DMM Bitcoin Ceases Operations Following $300 Million Cyberattack, Attributed to Lazarus Group
DMM Bitcoin, a leading Japanese cryptocurrency exchange, has announced its impending closure following a major cybersecurity incident. The exchange fell victim to a sophisticated cyberattack on May 31st, 2024, resulting in the unauthorized transfer of 4,502.9 Bitcoins, valued at approximately $308 million at the time of the breach (currently exceeding $429 million).
Following the incident, DMM Bitcoin implemented restrictions on withdrawals and cryptocurrency purchases to mitigate further losses. However, these measures have ultimately proven unsustainable, with the company citing a detrimental impact on customer service quality. Consequently, DMM Bitcoin has initiated a process to transfer all client accounts and assets to SBI VC Trade, a subsidiary of the Japanese financial conglomerate SBI Group. The transfer, scheduled for completion by March 2025, follows a formal agreement signed between the two entities on November 29th, 2024.

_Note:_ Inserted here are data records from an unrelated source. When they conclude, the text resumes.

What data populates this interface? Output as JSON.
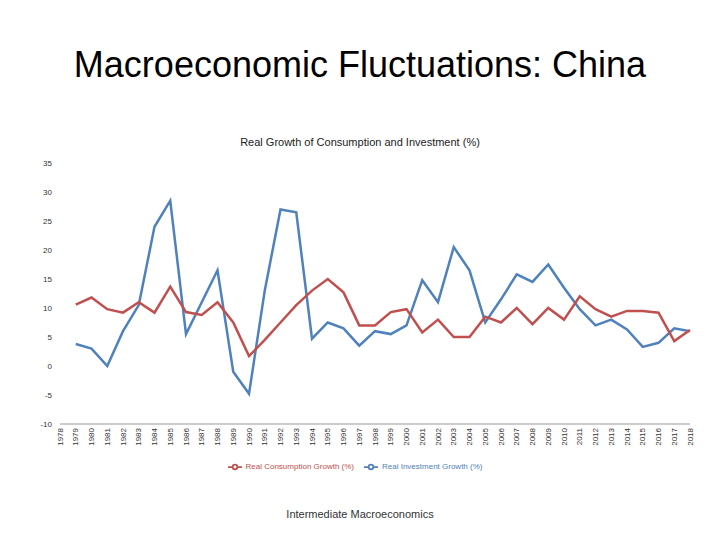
{
  "slide_title": "Macroeconomic Fluctuations: China",
  "footer": "Intermediate Macroeconomics",
  "chart_data": {
    "type": "line",
    "title": "Real Growth of Consumption and Investment (%)",
    "categories": [
      "1978",
      "1979",
      "1980",
      "1981",
      "1982",
      "1983",
      "1984",
      "1985",
      "1986",
      "1987",
      "1988",
      "1989",
      "1990",
      "1991",
      "1992",
      "1993",
      "1994",
      "1995",
      "1996",
      "1997",
      "1998",
      "1999",
      "2000",
      "2001",
      "2002",
      "2003",
      "2004",
      "2005",
      "2006",
      "2007",
      "2008",
      "2009",
      "2010",
      "2011",
      "2012",
      "2013",
      "2014",
      "2015",
      "2016",
      "2017",
      "2018"
    ],
    "series": [
      {
        "name": "Real Investment Growth (%)",
        "color": "#4f81bd",
        "values": [
          null,
          3.8,
          3,
          0,
          6,
          10.5,
          24,
          28.5,
          5.5,
          11,
          16.5,
          -1,
          -4.8,
          13,
          27,
          26.5,
          4.7,
          7.5,
          6.5,
          3.5,
          6,
          5.5,
          7,
          14.8,
          11,
          20.5,
          16.5,
          7.5,
          11.5,
          15.8,
          14.5,
          17.5,
          13.5,
          9.8,
          7,
          8,
          6.3,
          3.3,
          4,
          6.5,
          6
        ]
      },
      {
        "name": "Real Consumption Growth (%)",
        "color": "#c0504d",
        "values": [
          null,
          10.6,
          11.8,
          9.8,
          9.2,
          11,
          9.2,
          13.7,
          9.3,
          8.8,
          11,
          7.5,
          1.7,
          4.5,
          7.5,
          10.5,
          13,
          15,
          12.7,
          7,
          7,
          9.3,
          9.8,
          5.8,
          8,
          5,
          5,
          8.5,
          7.5,
          10,
          7.2,
          10,
          8,
          12,
          9.8,
          8.5,
          9.5,
          9.5,
          9.2,
          4.3,
          6.2
        ]
      }
    ],
    "ylim": [
      -10,
      35
    ],
    "yticks": [
      -10,
      -5,
      0,
      5,
      10,
      15,
      20,
      25,
      30,
      35
    ],
    "grid": false,
    "legend": "bottom"
  }
}
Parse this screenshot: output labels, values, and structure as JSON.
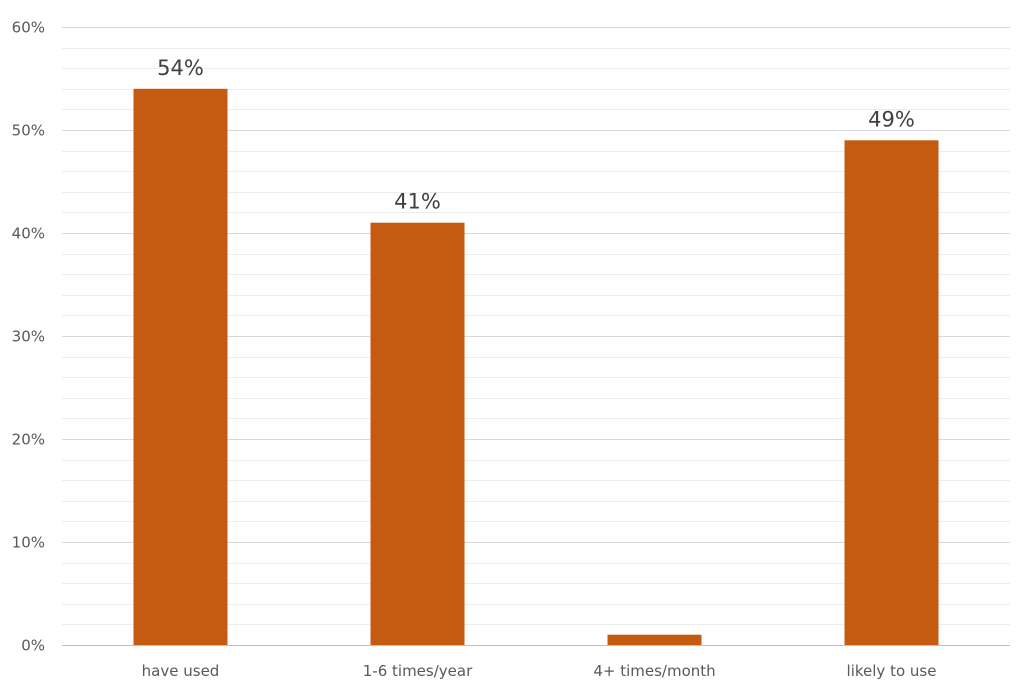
{
  "chart_data": {
    "type": "bar",
    "title": "",
    "xlabel": "",
    "ylabel": "",
    "categories": [
      "have used",
      "1-6 times/year",
      "4+ times/month",
      "likely to use"
    ],
    "values": [
      54,
      41,
      1,
      49
    ],
    "data_labels": [
      "54%",
      "41%",
      "",
      "49%"
    ],
    "ylim": [
      0,
      60
    ],
    "y_ticks": [
      0,
      10,
      20,
      30,
      40,
      50,
      60
    ],
    "y_tick_labels": [
      "0%",
      "10%",
      "20%",
      "30%",
      "40%",
      "50%",
      "60%"
    ],
    "minor_grid_step": 2,
    "grid": true,
    "legend": "none",
    "colors": {
      "bar": "#C55A11",
      "major_grid": "#D9D9D9",
      "minor_grid": "#EDEDED",
      "baseline": "#BFBFBF"
    }
  }
}
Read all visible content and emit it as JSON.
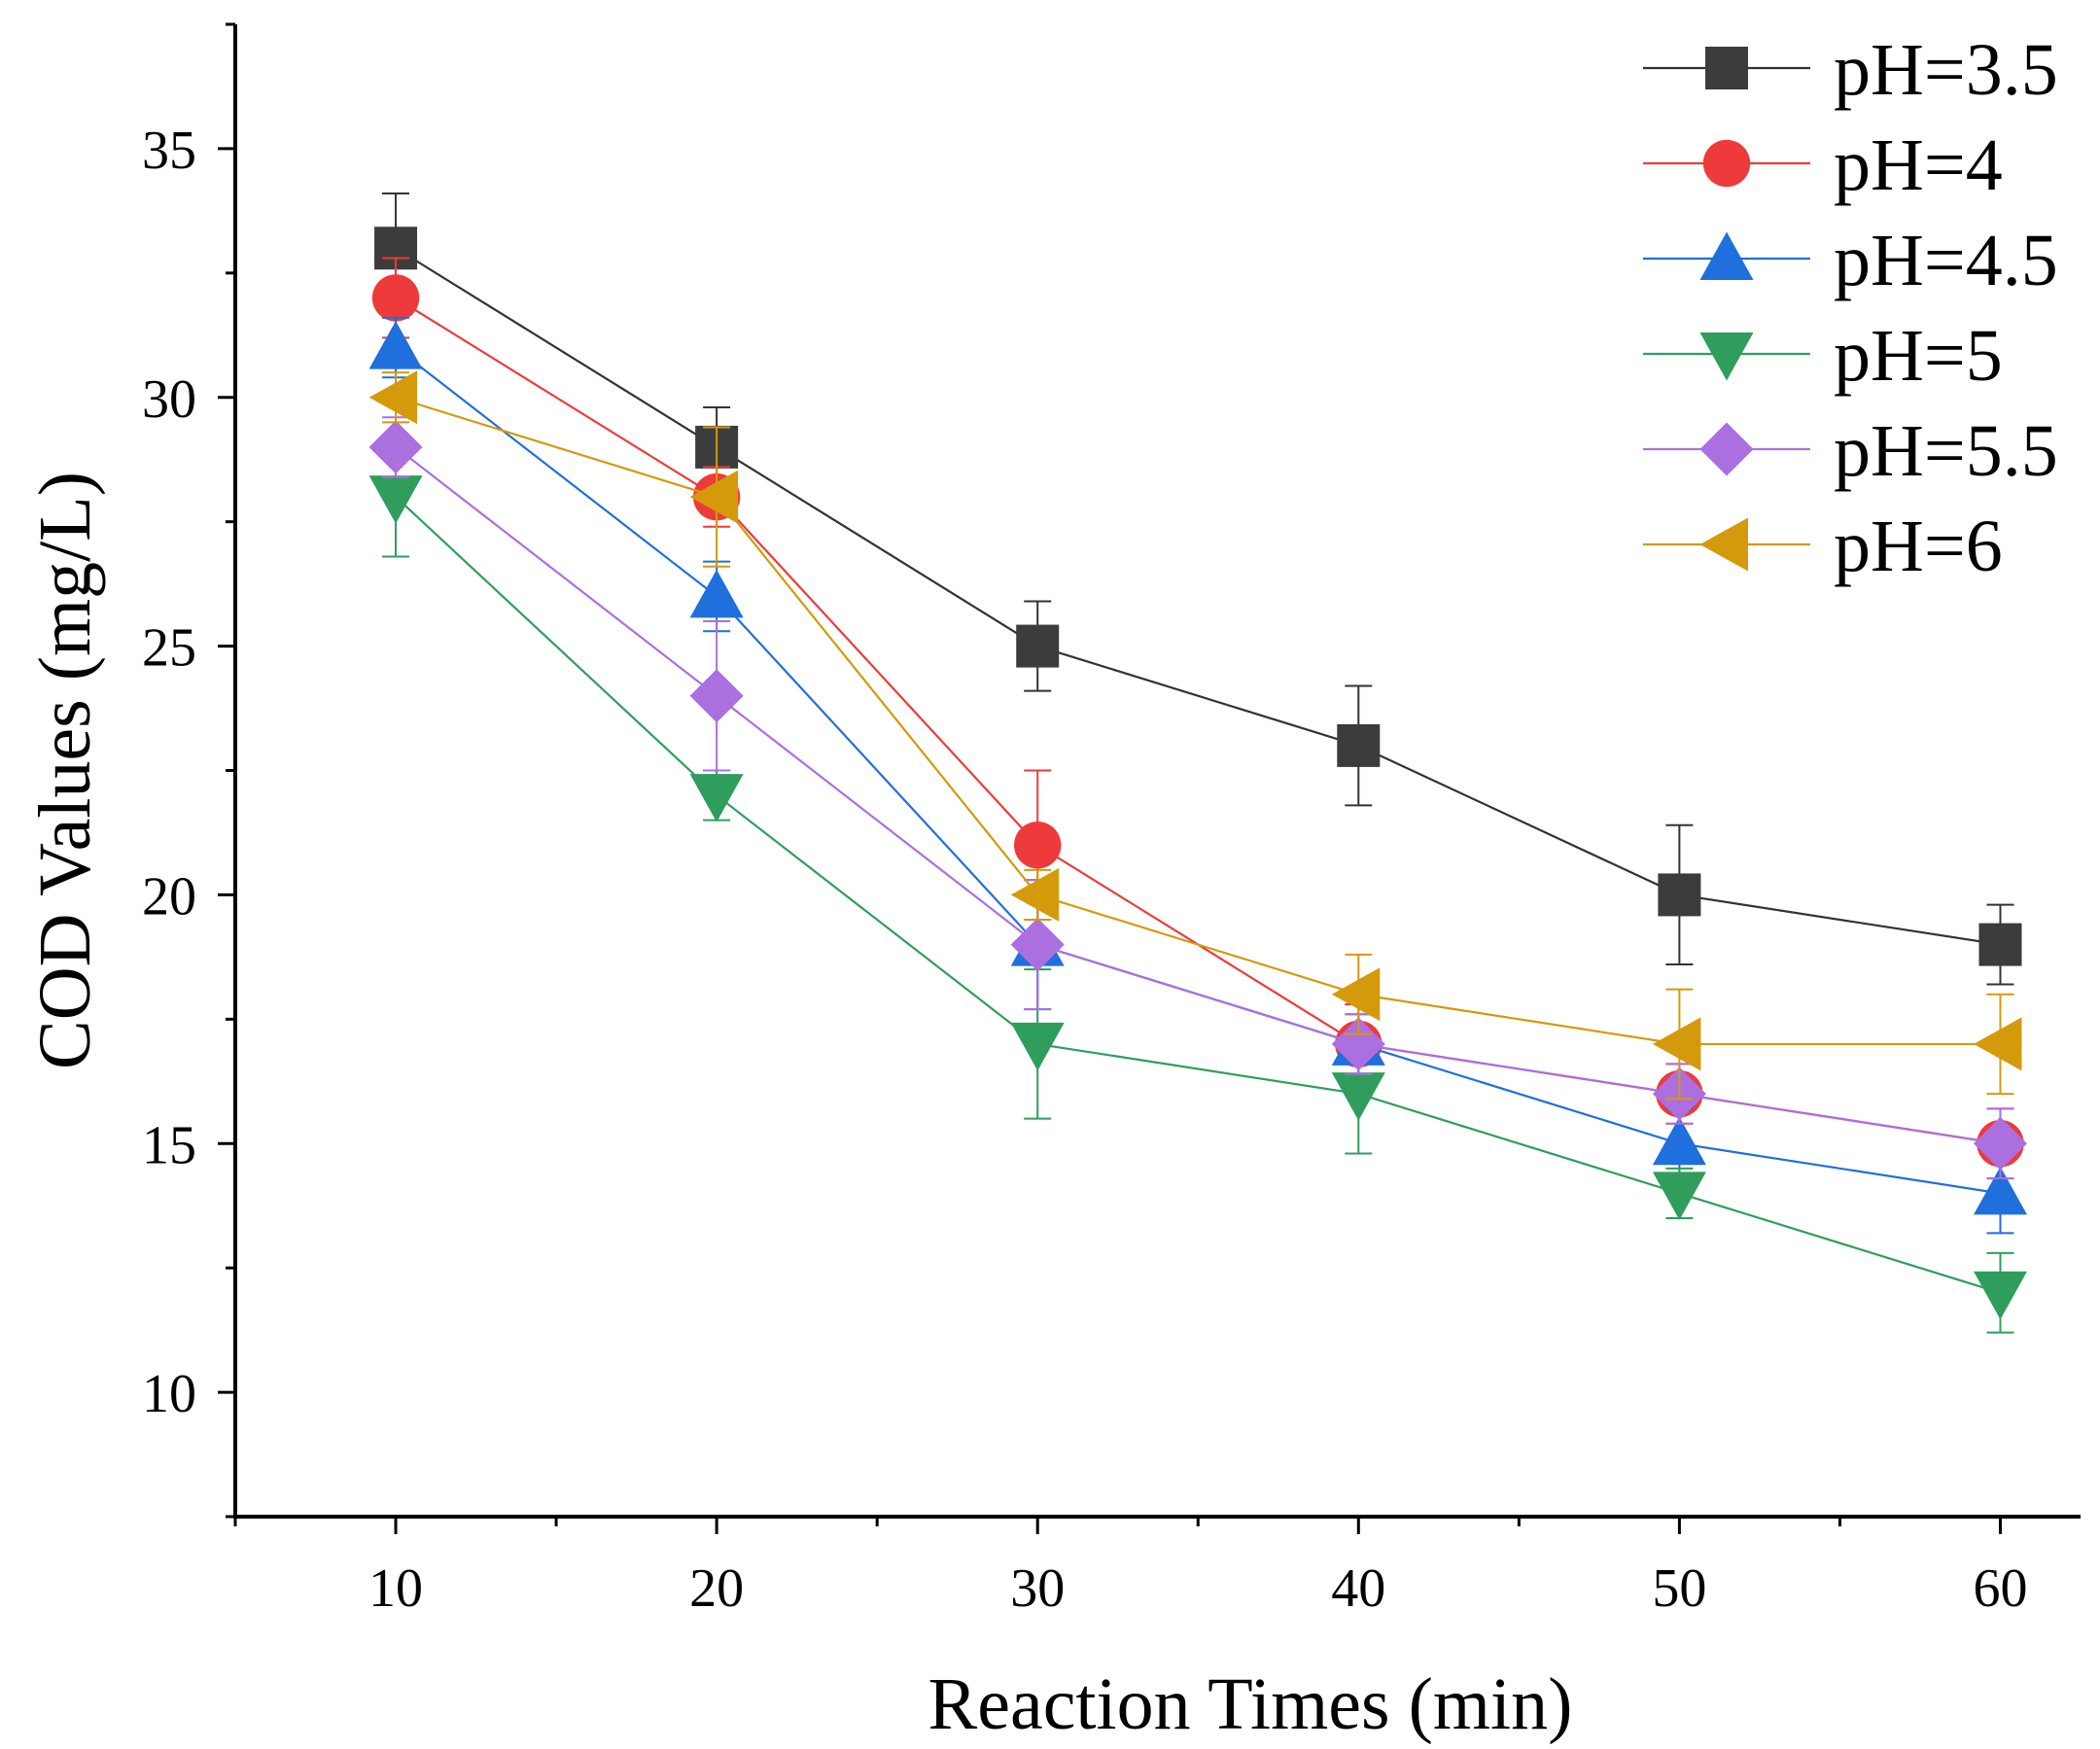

Despite securing emergency loans totaling 55 billion yen ($367 million) to offset the financial losses, DMM Bitcoin has faced intense scrutiny from regulators. An investigation conducted by Japan’s Financial Services Agency (FSA) revealed critical deficiencies in the company’s risk management framework, including a lack of independent audits and the concentration of key security functions within a limited number of personnel. Furthermore, the FSA identified violations of cryptocurrency transaction regulations, notably the absence of essential logs crucial for investigating the theft.
Blockchain security experts, analyzing the flow of stolen funds, have observed their rapid dispersal across multiple wallets and partial laundering through questionable platforms, including Huione Guarantee, an entity with suspected links to organized crime. The attack methodology and subsequent laundering patterns strongly suggest the involvement of the Lazarus Group, a North Korean state-sponsored cybercrime organization with a history of orchestrating high-profile, multi-million dollar cyber heists.
This incident represents one of the most significant cryptocurrency thefts of 2024, contributing to the alarming trend of escalating cybercrime within the digital asset sector. Losses from crypto-related attacks reached $1.6 billion in the first half of 2024 alone, nearly double the amount reported during the same period in 2023.